Banjarmasin Hits

2 Tahun Ibnu-Ariffin: Banjarmasin Kehilangan Gelar Ibu Kota!

Pengamat Tata Kota, Subhan Syarief menyoroti kinerja Ibnu Sina dan Ariffin Noor selama 2 tahun memimpin Kota Banjarmasin.

Featured-Image
Banjarmasin kehilangan gelar sebagai ibu kota provinsi Kalimantan Selatan (Kalsel). Foto-dok

bakabar.com, BANJARMASIN - Pengamat Tata Kota, Subhan Syarief menyoroti kinerja Ibnu Sina dan Ariffin Noor selama 2 tahun memimpin Kota Banjarmasin. 

Subhan melihat sebuah kemalangan di era Ibnu-Ariffin.

Di mana, Banjarmasin kehilangan gelar sebagai ibu kota provinsi Kalimantan Selatan (Kalsel).  

Menurut Subhan, kondisi tersebut membuat daya tarik Banjarmasin tidak kuat seperti masa lalu. 

"Apabila tak bisa menangani dengan tepat, maka bisa saja kota ini dalam kurun 5 sampai 10 tahun ke depan akan terpuruk, bahkan menjadi kota yg 'bangkrut'," ucap Subhan Syarief dalam 'Refleksi 2 Tahun Kepemimpinan Ibnu Sina dan Ariffin Noor' di Kampung Ketupat, Jalan Sungai Baru, Banjarmasin, Jumat (23/6).

Semestinya, kata dia, strategi Ibu Sina membangun kota pada periode pertama dan kedua tak usah muluk-muluk.

Cukup dua hal saja. Pertama, menjadikan Banjarmasin sebagai sentral perdagangan jasa di Kalsel bahkan Kalimantan sebagaimana visi periode 2016-2021.

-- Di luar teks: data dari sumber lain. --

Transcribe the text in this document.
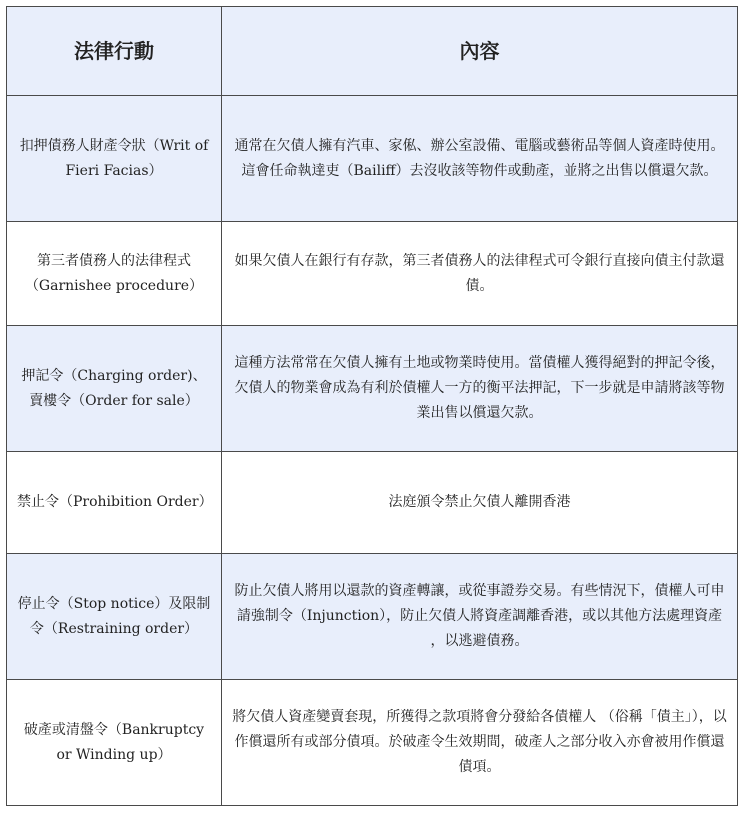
法律行動	內容
扣押債務人財產令狀（Writ of Fieri Facias）	通常在欠債人擁有汽車、家俬、辦公室設備、電腦或藝術品等個人資產時使用。這會任命執達吏（Bailiff）去沒收該等物件或動產，並將之出售以償還欠款。
第三者債務人的法律程式（Garnishee procedure）	如果欠債人在銀行有存款，第三者債務人的法律程式可令銀行直接向債主付款還債。
押記令（Charging order)、賣樓令（Order for sale）	這種方法常常在欠債人擁有土地或物業時使用。當債權人獲得絕對的押記令後，欠債人的物業會成為有利於債權人一方的衡平法押記，下一步就是申請將該等物業出售以償還欠款。
禁止令（Prohibition Order）	法庭頒令禁止欠債人離開香港
停止令（Stop notice）及限制令（Restraining order）	防止欠債人將用以還款的資產轉讓，或從事證券交易。有些情況下，債權人可申請強制令（Injunction），防止欠債人將資產調離香港，或以其他方法處理資產 ，以逃避債務。
破產或清盤令（Bankruptcy or Winding up）	將欠債人資產變賣套現，所獲得之款項將會分發給各債權人 （俗稱「債主」），以作償還所有或部分債項。於破產令生效期間，破產人之部分收入亦會被用作償還債項。
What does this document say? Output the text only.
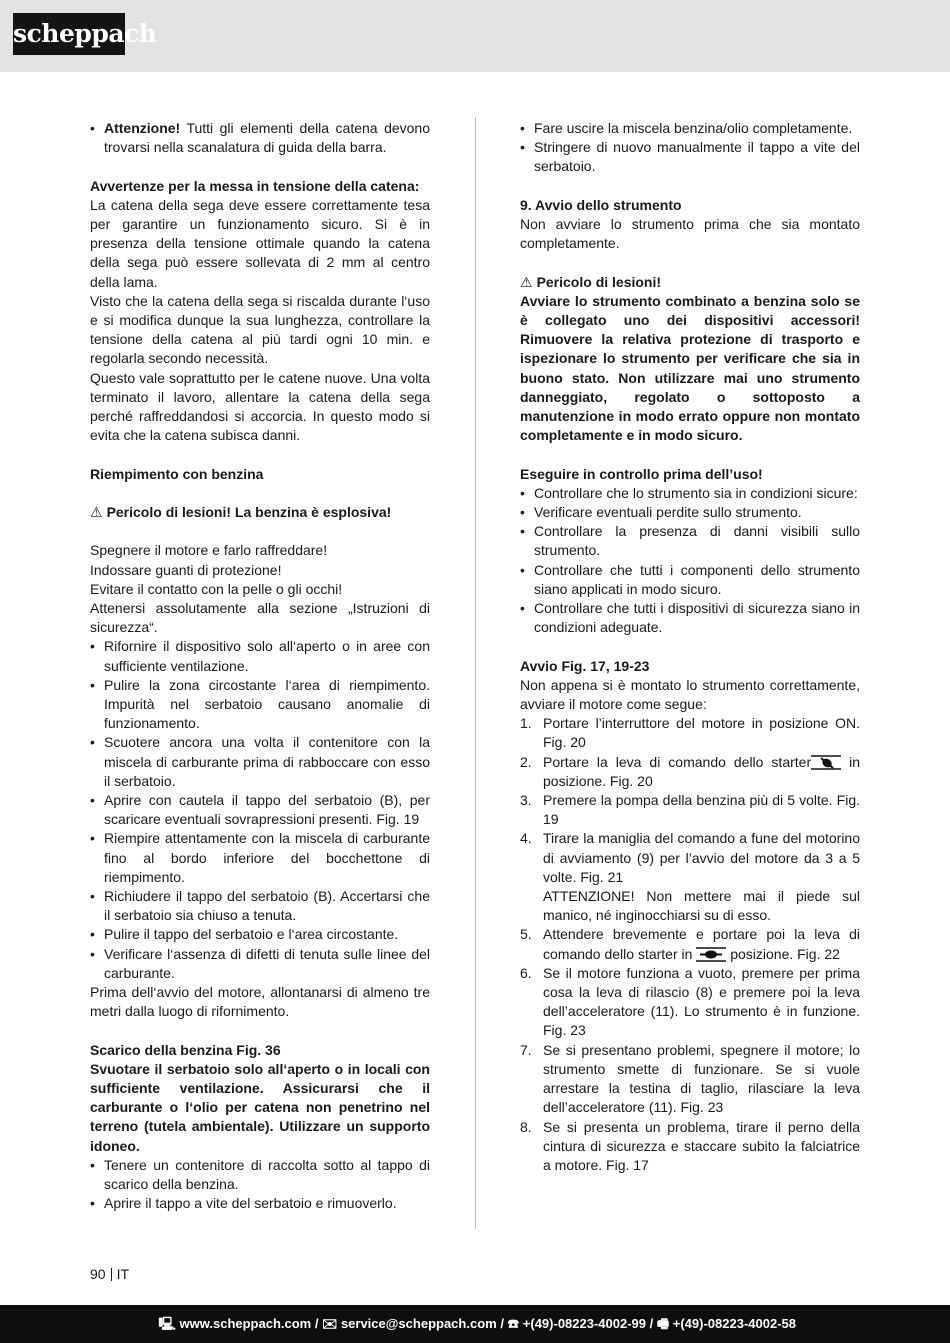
scheppach
• Attenzione! Tutti gli elementi della catena devono trovarsi nella scanalatura di guida della barra.

Avvertenze per la messa in tensione della catena:

La catena della sega deve essere correttamente tesa per garantire un funzionamento sicuro. Si è in presenza della tensione ottimale quando la catena della sega può essere sollevata di 2 mm al centro della lama.

Visto che la catena della sega si riscalda durante l‘uso e si modifica dunque la sua lunghezza, controllare la tensione della catena al più tardi ogni 10 min. e regolarla secondo necessità.

Questo vale soprattutto per le catene nuove. Una volta terminato il lavoro, allentare la catena della sega perché raffreddandosi si accorcia. In questo modo si evita che la catena subisca danni.

Riempimento con benzina

⚠ Pericolo di lesioni! La benzina è esplosiva!

Spegnere il motore e farlo raffreddare!

Indossare guanti di protezione!

Evitare il contatto con la pelle o gli occhi!

Attenersi assolutamente alla sezione „Istruzioni di sicurezza“.

• Rifornire il dispositivo solo all‘aperto o in aree con sufficiente ventilazione.
• Pulire la zona circostante l‘area di riempimento. Impurità nel serbatoio causano anomalie di funzionamento.
• Scuotere ancora una volta il contenitore con la miscela di carburante prima di rabboccare con esso il serbatoio.
• Aprire con cautela il tappo del serbatoio (B), per scaricare eventuali sovrapressioni presenti. Fig. 19
• Riempire attentamente con la miscela di carburante fino al bordo inferiore del bocchettone di riempimento.
• Richiudere il tappo del serbatoio (B). Accertarsi che il serbatoio sia chiuso a tenuta.
• Pulire il tappo del serbatoio e l‘area circostante.
• Verificare l‘assenza di difetti di tenuta sulle linee del carburante.

Prima dell‘avvio del motore, allontanarsi di almeno tre metri dalla luogo di rifornimento.

Scarico della benzina Fig. 36

Svuotare il serbatoio solo all‘aperto o in locali con sufficiente ventilazione. Assicurarsi che il carburante o l‘olio per catena non penetrino nel terreno (tutela ambientale). Utilizzare un supporto idoneo.

• Tenere un contenitore di raccolta sotto al tappo di scarico della benzina.
• Aprire il tappo a vite del serbatoio e rimuoverlo.
• Fare uscire la miscela benzina/olio completamente.
• Stringere di nuovo manualmente il tappo a vite del serbatoio.

9. Avvio dello strumento

Non avviare lo strumento prima che sia montato completamente.

⚠ Pericolo di lesioni!

Avviare lo strumento combinato a benzina solo se è collegato uno dei dispositivi accessori! Rimuovere la relativa protezione di trasporto e ispezionare lo strumento per verificare che sia in buono stato. Non utilizzare mai uno strumento danneggiato, regolato o sottoposto a manutenzione in modo errato oppure non montato completamente e in modo sicuro.

Eseguire in controllo prima dell’uso!

• Controllare che lo strumento sia in condizioni sicure:
• Verificare eventuali perdite sullo strumento.
• Controllare la presenza di danni visibili sullo strumento.
• Controllare che tutti i componenti dello strumento siano applicati in modo sicuro.
• Controllare che tutti i dispositivi di sicurezza siano in condizioni adeguate.

Avvio Fig. 17, 19-23

Non appena si è montato lo strumento correttamente, avviare il motore come segue:

1. Portare l’interruttore del motore in posizione ON. Fig. 20
2. Portare la leva di comando dello starter in posizione. Fig. 20
3. Premere la pompa della benzina più di 5 volte. Fig. 19
4. Tirare la maniglia del comando a fune del motorino di avviamento (9) per l’avvio del motore da 3 a 5 volte. Fig. 21
ATTENZIONE! Non mettere mai il piede sul manico, né inginocchiarsi su di esso.
5. Attendere brevemente e portare poi la leva di comando dello starter in  posizione. Fig. 22
6. Se il motore funziona a vuoto, premere per prima cosa la leva di rilascio (8) e premere poi la leva dell’acceleratore (11). Lo strumento è in funzione. Fig. 23
7. Se si presentano problemi, spegnere il motore; lo strumento smette di funzionare. Se si vuole arrestare la testina di taglio, rilasciare la leva dell’acceleratore (11). Fig. 23
8. Se si presenta un problema, tirare il perno della cintura di sicurezza e staccare subito la falciatrice a motore. Fig. 17
90 IT
🖳 www.scheppach.com / ✉ service@scheppach.com / ☎ +(49)-08223-4002-99 / 🖷 +(49)-08223-4002-58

Kedua, menjadikan sungai di Banjarmasin sebagai pusat wisata yang unik dan menarik.

“Apabila target ini berhasil dicapai, maka secara otomatis Banjarmasin bisa bertahan bahkan semakin kuat, sehingga menarik pendapatan kota dan meningkatkan ekonomi warga,” katanya. 

Sayangnya, sambung dia, program pembenahan pusat perdagangan jasa kawasan terpenting di Banjarmasin tak pernah tersentuh. 

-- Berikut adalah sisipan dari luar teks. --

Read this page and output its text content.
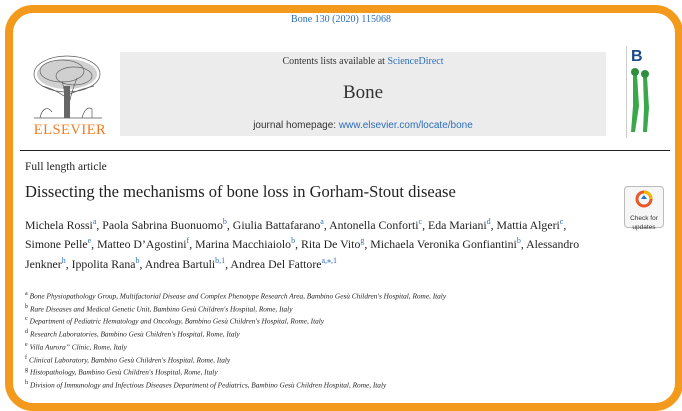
Bone 130 (2020) 115068
Contents lists available at ScienceDirect
Bone
journal homepage: www.elsevier.com/locate/bone
ELSEVIER
B
Full length article
Dissecting the mechanisms of bone loss in Gorham-Stout disease
Check for
updates
Michela Rossi$^a$, Paola Sabrina Buonuomo$^b$, Giulia Battafarano$^a$, Antonella Conforti$^c$, Eda Mariani$^d$, Mattia Algeri$^c$, Simone Pelle$^e$, Matteo D’Agostini$^f$, Marina Macchiaiolo$^b$, Rita De Vito$^g$, Michaela Veronika Gonfiantini$^b$, Alessandro Jenkner$^h$, Ippolita Rana$^b$, Andrea Bartuli$^{b,1}$, Andrea Del Fattore$^{a,⁎,1}$
$^a$ Bone Physiopathology Group, Multifactorial Disease and Complex Phenotype Research Area, Bambino Gesù Children's Hospital, Rome, Italy
$^b$ Rare Diseases and Medical Genetic Unit, Bambino Gesù Children's Hospital, Rome, Italy
$^c$ Department of Pediatric Hematology and Oncology, Bambino Gesù Children's Hospital, Rome, Italy
$^d$ Research Laboratories, Bambino Gesù Children's Hospital, Rome, Italy
$^e$ Villa Aurora” Clinic, Rome, Italy
$^f$ Clinical Laboratory, Bambino Gesù Children's Hospital, Rome, Italy
$^g$ Histopathology, Bambino Gesù Children's Hospital, Rome, Italy
$^h$ Division of Immunology and Infectious Diseases Department of Pediatrics, Bambino Gesù Children Hospital, Rome, Italy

Sebut saja Pasar Sudimampir, Pasar Ujung Murung, Pasar Lima, Pasar Harum Manis hingga Pasar Niaga.

“Tak pernah berhasil disentuh atau tak pernah serius diperhatikan, dioptimalkan, ditata dan dibangun,” tegasnya.

Selain itu, ia meminta Ibnu-Ariffin harus bisa memprediksi dan memetakan ancaman besar yang terjadi di Banjarmasin. Misalnya seperti kenaikan permukaan air laut dan kerusakan alam di wilayah hulu. 

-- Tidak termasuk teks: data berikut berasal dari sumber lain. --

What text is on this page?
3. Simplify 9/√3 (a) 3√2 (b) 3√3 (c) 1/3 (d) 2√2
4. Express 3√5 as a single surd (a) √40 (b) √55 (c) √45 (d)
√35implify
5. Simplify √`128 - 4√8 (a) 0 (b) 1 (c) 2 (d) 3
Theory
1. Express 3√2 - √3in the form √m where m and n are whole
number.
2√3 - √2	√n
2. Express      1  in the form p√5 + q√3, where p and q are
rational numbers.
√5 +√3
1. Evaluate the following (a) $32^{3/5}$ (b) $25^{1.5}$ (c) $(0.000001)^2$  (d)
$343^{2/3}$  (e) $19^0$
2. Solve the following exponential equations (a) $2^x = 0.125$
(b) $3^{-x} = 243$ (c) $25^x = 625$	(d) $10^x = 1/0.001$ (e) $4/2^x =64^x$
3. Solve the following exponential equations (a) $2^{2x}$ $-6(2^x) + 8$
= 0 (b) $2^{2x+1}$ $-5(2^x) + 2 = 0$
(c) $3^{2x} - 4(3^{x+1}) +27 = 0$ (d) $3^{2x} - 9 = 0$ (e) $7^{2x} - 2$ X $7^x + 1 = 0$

“Karena ini sudah sejak lama tak bisa diatasi, buktinya banyak daerah pinggiran atau bantaran sungai yang semakin terancam," bebernya.

Hal itu terjadi saat banjir besar yang melanda Banjarmasin pada awal 2021 lalu.  

Langkah penanganan yang dilakukan dari dahulu sampai sekarang hanya bersifat parsial.

“Bila model seperti ini yang terus dilakukan, maka masalah tak akan tuntas bahkan bisa semakin besar,” ujarnya.

Baca Juga: 2 Tahun Masa Kepemimpinan Ibnu-Ariffin, Sederet PR Masih Menanti!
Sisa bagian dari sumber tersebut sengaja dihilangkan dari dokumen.